Le texte, d’époque, a un peu vieilli. Mais ça donne un certain charme sépia aux dialogues. J’ai trouvé la scène d’exposition un peu longuette, parce que très bavarde et dominée par le flot de paroles de Hidoux, un pittoresque pilier de bar un peu saoul et très saoulant. Ensuite, je ne sais pas si c’est l’effet « bar de zone portuaire », toujours est-il que je me suis mis à faire un parallèle avec le Bar de la Marine de la trilogie de Pagnol. Finalement, j’ai eu l’impression que Bastien/Marius et Thérèse/Fanny nous refaisaient l’histoire à l’envers avec la bienveillance de Hidoux/César. Mais, hélas, sans en avoir jamais la dimension tragique. On s’attend sans cesse, mais en vain, que ça tourne au drame. Quand on sait que l’auteur, Charles Vildrac, que l’on dit « connu pour son idéalisme et ses convictions humanistes », on comprend qu’il ait opté pour cette fin plutôt gentillette.

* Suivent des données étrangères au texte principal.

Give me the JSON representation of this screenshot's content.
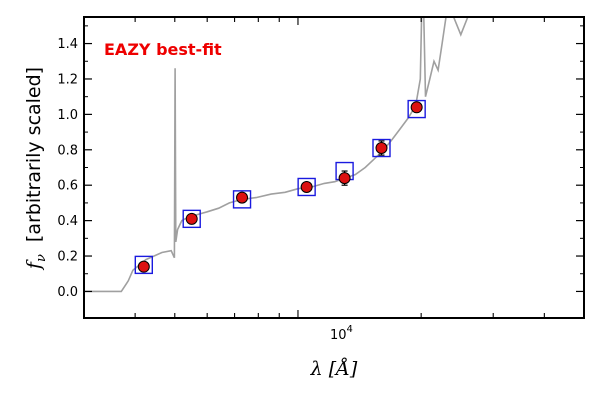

Pour ce qui me concerne, j’ai trouvé que cette pièce manquait parfois de souffle, comportait quelques longueurs et je me suis un peu ennuyé. Heureusement, les cinq principaux comédiens font preuve d’une belle générosité qui force la sympathie. Avec une mention spéciale pour les deux femmes qui sont très justes. J'ai bien aimé aussi l'évolution de Hidoux qui, de pochetron insupportable, se métamorphose petit à petit en philosophe fataliste...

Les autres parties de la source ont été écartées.